De passage à La Réunion, Jean-Luc Romero, adjoint à la maire de Paris en charge des droits humains, de l’intégration et de la lutte contre les discriminations, et président-fondateur des Élus locaux contre le Sida (ELCS), estime que le VIH est "victime du Covid-19". "Avant il y avait une mobilisation internationale, on visait une disparition du VIH d'ici l'horizon 2030… et puis il y a eu le Covid-19." Et avec le virus, un frein brutal pour les opérations de dépistage.

Or sans dépistage, difficile d'avoir une visibilité sur le nombre de personnes touchées. "Pourtant une fois sous traitement, les personnes séropositives n'infectent plus. Avoir un monde sans Sida, vous imaginez ?" Jean-Luc Romero estime que l'on a trop vite "oublié les autres maladies", face au Covid-19. "On laisse mourir des gens dans une indifférence glacée."

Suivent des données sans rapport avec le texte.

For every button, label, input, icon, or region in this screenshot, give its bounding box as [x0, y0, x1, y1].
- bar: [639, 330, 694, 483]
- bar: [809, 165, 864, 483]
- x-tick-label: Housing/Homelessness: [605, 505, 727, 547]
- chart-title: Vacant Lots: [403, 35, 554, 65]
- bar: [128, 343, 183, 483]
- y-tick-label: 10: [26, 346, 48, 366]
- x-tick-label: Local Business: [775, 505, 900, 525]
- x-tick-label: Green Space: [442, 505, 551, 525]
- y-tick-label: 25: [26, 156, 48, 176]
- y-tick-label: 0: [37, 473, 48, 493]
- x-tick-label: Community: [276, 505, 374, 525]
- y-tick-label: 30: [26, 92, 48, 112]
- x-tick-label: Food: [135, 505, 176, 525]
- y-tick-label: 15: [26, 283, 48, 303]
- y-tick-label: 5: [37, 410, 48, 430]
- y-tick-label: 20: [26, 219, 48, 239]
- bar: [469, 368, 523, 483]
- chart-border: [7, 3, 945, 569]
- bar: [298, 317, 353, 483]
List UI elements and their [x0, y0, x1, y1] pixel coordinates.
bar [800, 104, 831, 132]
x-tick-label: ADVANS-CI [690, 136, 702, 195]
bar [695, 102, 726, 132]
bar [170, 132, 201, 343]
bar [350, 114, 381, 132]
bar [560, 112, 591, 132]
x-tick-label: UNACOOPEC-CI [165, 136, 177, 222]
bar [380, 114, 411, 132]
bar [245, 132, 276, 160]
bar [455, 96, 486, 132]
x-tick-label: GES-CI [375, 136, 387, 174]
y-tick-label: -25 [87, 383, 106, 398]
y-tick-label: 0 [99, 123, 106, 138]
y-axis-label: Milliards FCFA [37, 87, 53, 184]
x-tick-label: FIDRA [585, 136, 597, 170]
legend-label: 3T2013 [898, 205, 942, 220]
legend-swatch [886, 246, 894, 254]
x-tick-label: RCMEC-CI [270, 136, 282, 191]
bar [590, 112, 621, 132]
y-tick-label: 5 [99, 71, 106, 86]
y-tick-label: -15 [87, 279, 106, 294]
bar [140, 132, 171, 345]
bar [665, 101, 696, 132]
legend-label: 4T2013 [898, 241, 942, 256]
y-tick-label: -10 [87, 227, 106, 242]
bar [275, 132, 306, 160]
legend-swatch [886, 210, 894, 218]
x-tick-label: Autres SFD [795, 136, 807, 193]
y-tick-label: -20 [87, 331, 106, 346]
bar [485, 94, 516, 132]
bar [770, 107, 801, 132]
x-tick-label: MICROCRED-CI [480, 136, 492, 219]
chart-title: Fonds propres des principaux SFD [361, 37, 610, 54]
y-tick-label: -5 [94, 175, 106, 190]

- Le pass sanitaire, dissuasion supplémentaire -

La baisse des dépistages s'est accélérée avec l'arrivée du pass sanitaire. "Dans la tête des gens il devient difficile de se déplacer dans un centre de santé sexuelle, pourtant ces centres et les cabinets médicaux ne sont pas soumis au pass mais tous ne le savent pas" remarque Chloé Robert. Et si la population ne se déplace pas d'elle-même, il est compliqué d'aller vers elle. "Les associations sont toujours présentes mais nous n'organisons plus de grandes actions comme les testing days, pour lesquels nous étions pourtant précurseurs à La Réunion." Une seule action de ce type a pu être réalisée cette année, le 28 juillet dernier à Saint-Denis.

Côté suivi des maladies, le pass a entraîné "un nouveau recul", déplore Reuben Veerapen, à l'Union régionale des médecins libéraux. "Il y a une mauvaise compréhension des conditions d'accès aux cabinets et les médecins de ville font part de fuites énormes des patients." C'est le cas notamment en service de pédiatrie ou encore en gynécologie. Des retards qui viennent s'ajouter à ceux déjà accumulés l'an dernier.

Dès 2020, notamment en cancérologie, de nombreux patients ont souffert de soins trop tardifs, par peur de se rendre dans un établissement de santé, par crainte de déranger en temps de pandémie, ou à cause des opérations déprogrammées pour libérer des lits destinés aux patients Covid.